(600)福島の551蓬莱へロードバイクに乗って走る-3

淀川大橋が見えてくると、車道から歩道に上がる。
700m以上ある長い橋。
道幅が狭いため、車道は怖くて走れない。
まぁ、歩道は歩道でめっちゃ狭いんですけどね。

前には、横に並んで歩く2人の女性。
中国語で会話し、盛り上がっているようだ。
「ちょっと邪魔やな」と思う。
歩道が狭いために追い抜けない。
「一声かけて通してもらおうか」。
「いやいや、言葉が通じない懸念がある」。
「そもそも歩行者を優先すべきやわなぁ」。
そう考え、「まぁ、ええわ」と脚を止め、スマートフォンを手に淀川の景色を写真に収めた。
「う~ん、景色は綺麗なんやけど、写真にするとなぁ…」。
何枚か撮ったが、どうもしっくりこない。
「まぁ、ええわ」。
俺はまた脚を回した。

淀川大橋を進む。
と、前にUber Eatsの配達員。
彼の後ろにつきクランクを回していると、Uberが急に右斜め前へと進路を変えた。
「え!?」。
目の前に、歩行者の後ろ姿。
急ブレーキ。
心臓が止まりそうになった。

橋を渡り終えると、野田。
車と信号と歩行者が視界に入る。
「ごちゃごちゃして大阪らしいなぁ」と感じ、また、大阪市内で生まれ育った俺には懐かしさを覚える。
ここは梅田や難波に比べると、これといったものがない下町。
ただ、阪神もJRも地下鉄も走っているので、大阪市内における要所のひとつなのだろう。

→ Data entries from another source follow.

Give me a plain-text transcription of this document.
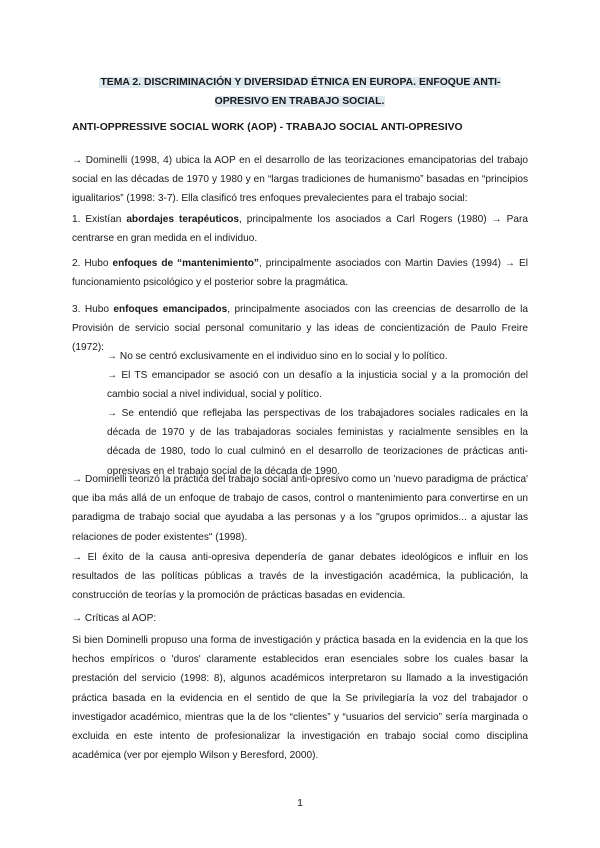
TEMA 2. DISCRIMINACIÓN Y DIVERSIDAD ÉTNICA EN EUROPA. ENFOQUE ANTI- OPRESIVO EN TRABAJO SOCIAL.
ANTI-OPPRESSIVE SOCIAL WORK (AOP) - TRABAJO SOCIAL ANTI-OPRESIVO
→ Dominelli (1998, 4) ubica la AOP en el desarrollo de las teorizaciones emancipatorias del trabajo social en las décadas de 1970 y 1980 y en “largas tradiciones de humanismo” basadas en “principios igualitarios” (1998: 3-7). Ella clasificó tres enfoques prevalecientes para el trabajo social:
1. Existían abordajes terapéuticos, principalmente los asociados a Carl Rogers (1980) → Para centrarse en gran medida en el individuo.
2. Hubo enfoques de “mantenimiento”, principalmente asociados con Martin Davies (1994) → El funcionamiento psicológico y el posterior sobre la pragmática.
3. Hubo enfoques emancipados, principalmente asociados con las creencias de desarrollo de la Provisión de servicio social personal comunitario y las ideas de concientización de Paulo Freire (1972):
→ No se centró exclusivamente en el individuo sino en lo social y lo político.
→ El TS emancipador se asoció con un desafío a la injusticia social y a la promoción del cambio social a nivel individual, social y político.
→ Se entendió que reflejaba las perspectivas de los trabajadores sociales radicales en la década de 1970 y de las trabajadoras sociales feministas y racialmente sensibles en la década de 1980, todo lo cual culminó en el desarrollo de teorizaciones de prácticas anti-opresivas en el trabajo social de la década de 1990.
→ Dominelli teorizó la práctica del trabajo social anti-opresivo como un 'nuevo paradigma de práctica' que iba más allá de un enfoque de trabajo de casos, control o mantenimiento para convertirse en un paradigma de trabajo social que ayudaba a las personas y a los "grupos oprimidos... a ajustar las relaciones de poder existentes" (1998).
→ El éxito de la causa anti-opresiva dependería de ganar debates ideológicos e influir en los resultados de las políticas públicas a través de la investigación académica, la publicación, la construcción de teorías y la promoción de prácticas basadas en evidencia.
→ Críticas al AOP:
Si bien Dominelli propuso una forma de investigación y práctica basada en la evidencia en la que los hechos empíricos o 'duros' claramente establecidos eran esenciales sobre los cuales basar la prestación del servicio (1998: 8), algunos académicos interpretaron su llamado a la investigación práctica basada en la evidencia en el sentido de que la Se privilegiaría la voz del trabajador o investigador académico, mientras que la de los “clientes” y “usuarios del servicio” sería marginada o excluida en este intento de profesionalizar la investigación en trabajo social como disciplina académica (ver por ejemplo Wilson y Beresford, 2000).
1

ちなみに、以前の俺は、通勤のために阪神野田(阪神電車の駅)と野田阪神(地下鉄の駅)を毎日のように利用していた。
ややこしい話だが、阪神野田で阪神電車を降り、ホームから死に物狂いで改札に駆け降りる。
そして、地下鉄への階段をまた駆け降りて野田阪神から地下鉄に乗る。
もし5秒でも遅れれば、会社に遅刻してしまう。
シビアな戦いを毎日繰り広げていたのだ。
今になって「ギリギリの勝負を重ねるぐらいなら、余裕を持って家を出たらええやんけ」と反省するが、「当時の自分には難しかった」とも思う。
遅刻ギリギリまで、1秒でも長く眠りたかったから。

終電に乗って帰ることができたらセーフ。
終電を逃しタクシーで帰ることも多かった、10年ほど前の生活。
何も、仕事の忙しさがピークに達した時だけ…ではなく、年がら年中、終電との戦いを繰り広げていた日々。
「銭金の問題ではなく、寝る時間と洗濯する時間が欲しい」と心の底から願っていた。

クランクを回しながら、「今の俺は幸せやなぁ」。
寝る時間も洗濯する時間も、趣味としてロードバイクに乗れる自分の時間もできた。
「今の俺は幸せやなぁ」。
野田を通り過ぎ、福島の551蓬莱にはもう間も無く着く。